1908 has the unusual distinction of having two gentlemen from the southeast corner of Washington State representing the two major parties in a gubernatorial election. The victor was Samuel Goodlove Cosgrove of Pomeroy, who served a grand total of one day in office before leaving for California, where he died shortly after arrival. Runner-up John Pattison hailed from Colfax. They were the first nominees for Washington governor elected directly by the people through a primary election rather than being selected by a party convention.

John Pattison was born in Albany, NY in Jan. 1859.

Jan. 1859. I am going to jar the continuity here with a side note that seems worthy of mention. I cannot help but notice that about half of the Ungovernors up to this date have birthdates in months that begin with the letter "J." January: Young, Dunlap, Frink, Pattison. June: Semple, Sullivan, Caton. Big deal, right?

John was the son of John and Elizabeth Pattison, both Protestant Irish immigrants. His father had served in the Union Army during the Civil War.
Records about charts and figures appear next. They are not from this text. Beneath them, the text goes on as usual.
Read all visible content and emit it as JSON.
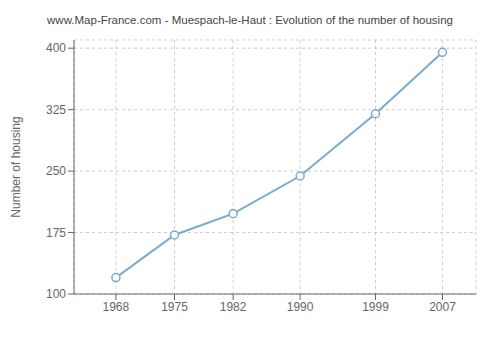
{
  "chart_data": {
    "type": "line",
    "title": "www.Map-France.com - Muespach-le-Haut : Evolution of the number of housing",
    "ylabel": "Number of housing",
    "x": [
      1968,
      1975,
      1982,
      1990,
      1999,
      2007
    ],
    "values": [
      120,
      172,
      198,
      244,
      320,
      395
    ],
    "color": "#7aaacf",
    "marker": "circle",
    "xlim": [
      1963,
      2011
    ],
    "xticks": [
      1968,
      1975,
      1982,
      1990,
      1999,
      2007
    ],
    "ylim": [
      100,
      410
    ],
    "yticks": [
      100,
      175,
      250,
      325,
      400
    ],
    "grid": true
  }
}
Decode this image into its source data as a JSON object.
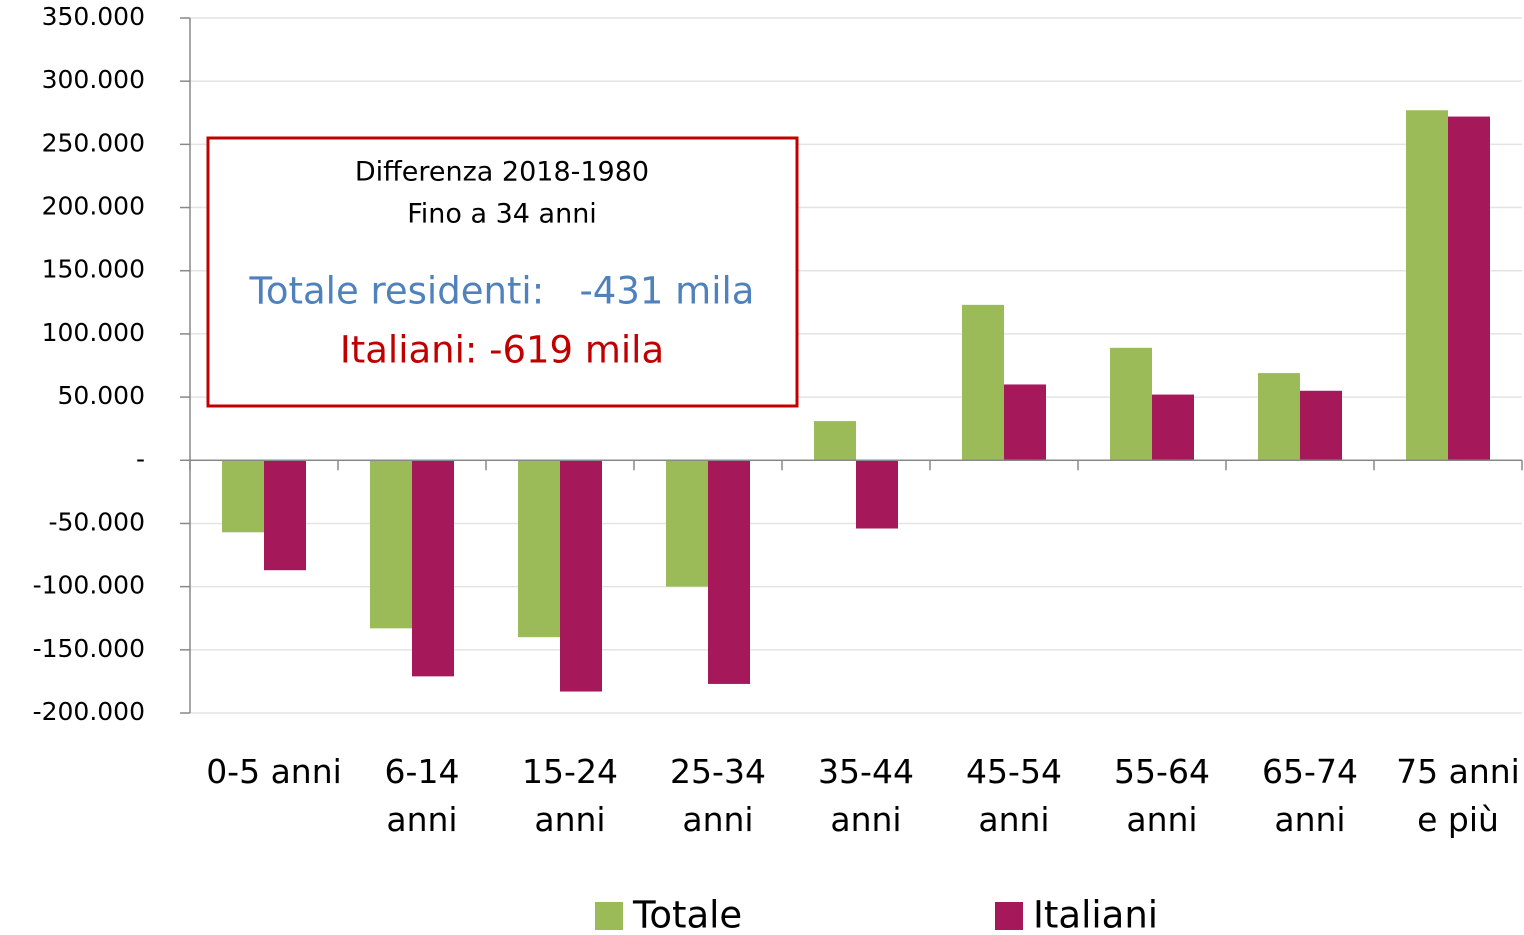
{
  "chart_data": {
    "type": "bar",
    "categories": [
      "0-5 anni",
      "6-14\nanni",
      "15-24\nanni",
      "25-34\nanni",
      "35-44\nanni",
      "45-54\nanni",
      "55-64\nanni",
      "65-74\nanni",
      "75 anni\ne più"
    ],
    "series": [
      {
        "name": "Totale",
        "color": "#9bbb59",
        "values": [
          -57000,
          -133000,
          -140000,
          -100000,
          31000,
          123000,
          89000,
          69000,
          277000
        ]
      },
      {
        "name": "Italiani",
        "color": "#a5195b",
        "values": [
          -87000,
          -171000,
          -183000,
          -177000,
          -54000,
          60000,
          52000,
          55000,
          272000
        ]
      }
    ],
    "ylim": [
      -200000,
      350000
    ],
    "yticks": [
      {
        "value": -200000,
        "label": "-200.000"
      },
      {
        "value": -150000,
        "label": "-150.000"
      },
      {
        "value": -100000,
        "label": "-100.000"
      },
      {
        "value": -50000,
        "label": "-50.000"
      },
      {
        "value": 0,
        "label": "-"
      },
      {
        "value": 50000,
        "label": "50.000"
      },
      {
        "value": 100000,
        "label": "100.000"
      },
      {
        "value": 150000,
        "label": "150.000"
      },
      {
        "value": 200000,
        "label": "200.000"
      },
      {
        "value": 250000,
        "label": "250.000"
      },
      {
        "value": 300000,
        "label": "300.000"
      },
      {
        "value": 350000,
        "label": "350.000"
      }
    ],
    "grid": true,
    "legend": "bottom",
    "annotation": {
      "lines": [
        "Differenza 2018-1980",
        "Fino a 34 anni"
      ],
      "totale": "Totale residenti:   -431 mila",
      "italiani": "Italiani: -619 mila"
    }
  }
}
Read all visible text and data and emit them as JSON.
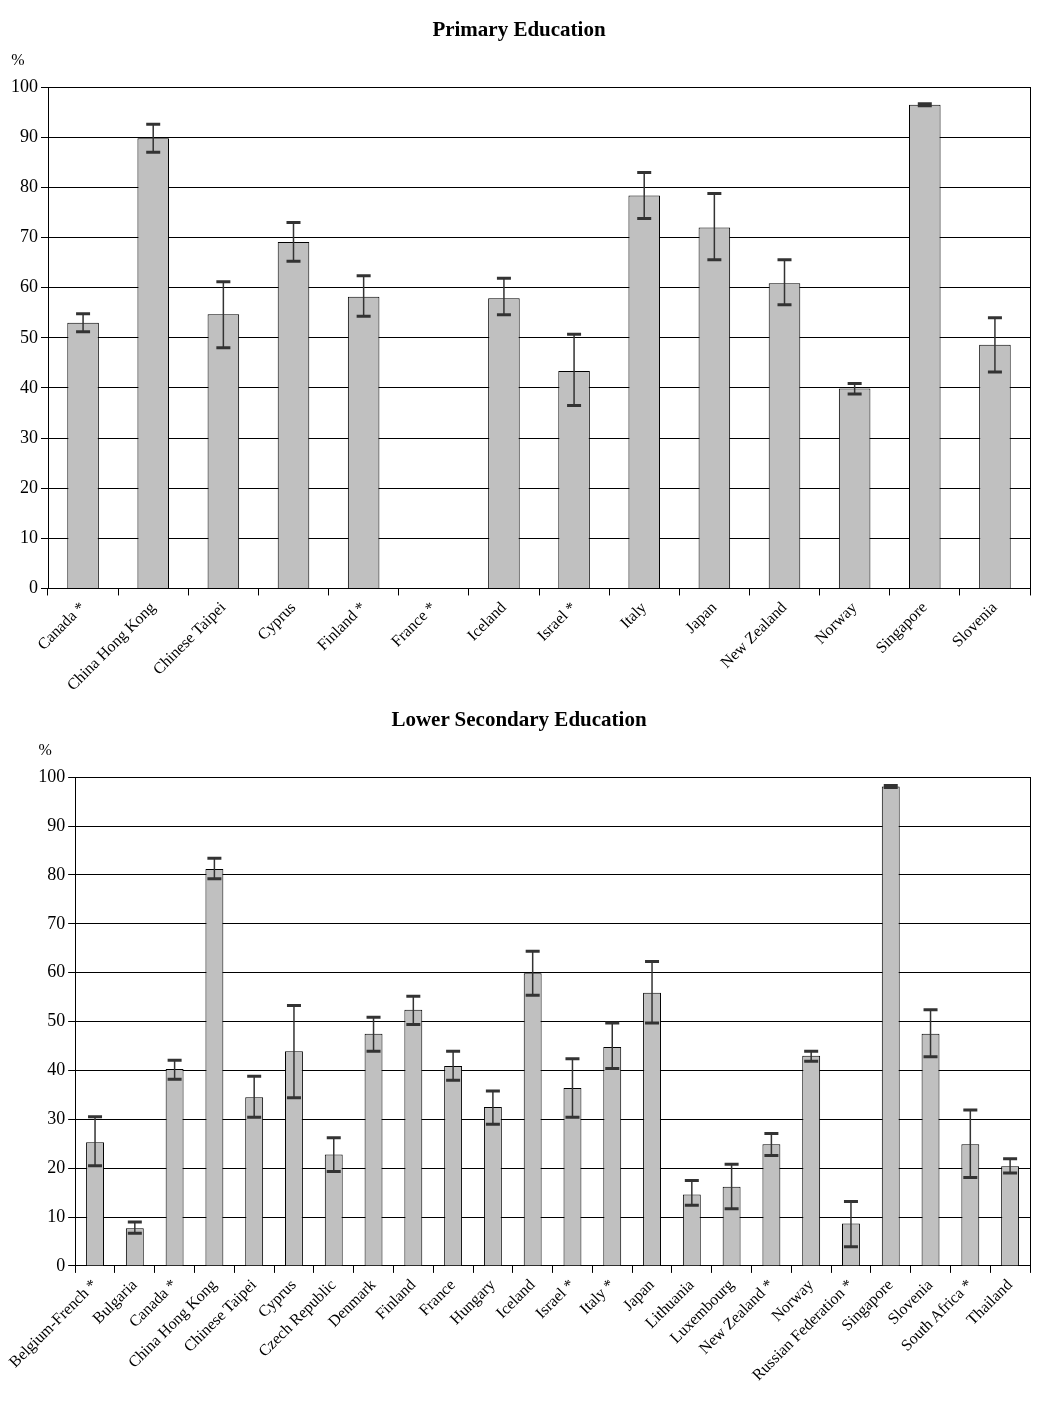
{
  "chart_data": [
    {
      "type": "bar",
      "title": "Primary Education",
      "ylabel": "%",
      "color": "#c0c0c0",
      "ylim": [
        0,
        100
      ],
      "yticks": [
        0,
        10,
        20,
        30,
        40,
        50,
        60,
        70,
        80,
        90,
        100
      ],
      "grid": "y",
      "categories": [
        "Canada *",
        "China Hong Kong",
        "Chinese Taipei",
        "Cyprus",
        "Finland *",
        "France *",
        "Iceland",
        "Israel *",
        "Italy",
        "Japan",
        "New Zealand",
        "Norway",
        "Singapore",
        "Slovenia"
      ],
      "values": [
        53,
        89.8,
        54.7,
        69.1,
        58.2,
        0,
        57.9,
        43.4,
        78.4,
        72.0,
        60.9,
        39.9,
        96.5,
        48.6
      ],
      "errors": [
        [
          51.2,
          54.8
        ],
        [
          87,
          92.6
        ],
        [
          48,
          61.2
        ],
        [
          65.3,
          73
        ],
        [
          54.3,
          62.4
        ],
        null,
        [
          54.6,
          61.9
        ],
        [
          36.5,
          50.7
        ],
        [
          73.8,
          83.0
        ],
        [
          65.6,
          78.8
        ],
        [
          56.6,
          65.6
        ],
        [
          38.8,
          40.9
        ],
        [
          96.3,
          96.7
        ],
        [
          43.2,
          54.0
        ]
      ]
    },
    {
      "type": "bar",
      "title": "Lower Secondary Education",
      "ylabel": "%",
      "color": "#c0c0c0",
      "ylim": [
        0,
        100
      ],
      "yticks": [
        0,
        10,
        20,
        30,
        40,
        50,
        60,
        70,
        80,
        90,
        100
      ],
      "grid": "y",
      "categories": [
        "Belgium-French *",
        "Bulgaria",
        "Canada *",
        "China Hong Kong",
        "Chinese Taipei",
        "Cyprus",
        "Czech Republic",
        "Denmark",
        "Finland",
        "France",
        "Hungary",
        "Iceland",
        "Israel *",
        "Italy *",
        "Japan",
        "Lithuania",
        "Luxembourg",
        "New Zealand *",
        "Norway",
        "Russian Federation *",
        "Singapore",
        "Slovenia",
        "South Africa *",
        "Thailand"
      ],
      "values": [
        25.3,
        7.7,
        40.3,
        81.2,
        34.5,
        43.9,
        22.8,
        47.5,
        52.4,
        40.9,
        32.5,
        59.9,
        36.4,
        44.8,
        55.9,
        14.6,
        16.2,
        24.9,
        43.0,
        8.7,
        98.1,
        47.5,
        24.9,
        20.4
      ],
      "errors": [
        [
          20.5,
          30.5
        ],
        [
          6.7,
          9.0
        ],
        [
          38.2,
          42.1
        ],
        [
          79.2,
          83.4
        ],
        [
          30.4,
          38.8
        ],
        [
          34.4,
          53.3
        ],
        [
          19.3,
          26.2
        ],
        [
          43.9,
          50.9
        ],
        [
          49.4,
          55.2
        ],
        [
          38.0,
          43.9
        ],
        [
          29.0,
          35.8
        ],
        [
          55.4,
          64.4
        ],
        [
          30.4,
          42.4
        ],
        [
          40.4,
          49.7
        ],
        [
          49.7,
          62.3
        ],
        [
          12.4,
          17.5
        ],
        [
          11.7,
          20.8
        ],
        [
          22.6,
          27.1
        ],
        [
          41.9,
          43.9
        ],
        [
          3.9,
          13.2
        ],
        [
          97.9,
          98.3
        ],
        [
          42.8,
          52.4
        ],
        [
          18.1,
          31.9
        ],
        [
          19.0,
          21.9
        ]
      ]
    }
  ]
}
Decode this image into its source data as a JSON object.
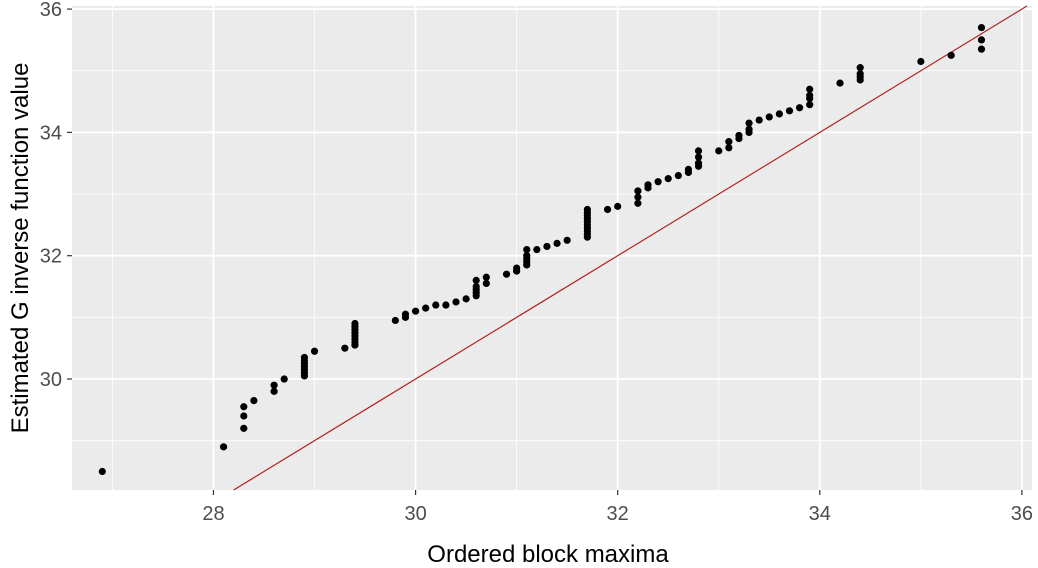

John Jr. left home at the age of 14 and headed for Silverton, Colorado "and engaged in mining for six years with varying though reasonable success, he went from there through Arizona and New Mexico, looking for a better mining location, and spending about two years in that country, making money, but at heavy expense." Having had ancestors myself who were his mining contemporaries, in nearby Ouray, Colorado I can guess Pattison became a later convert to the silver cause in 1896.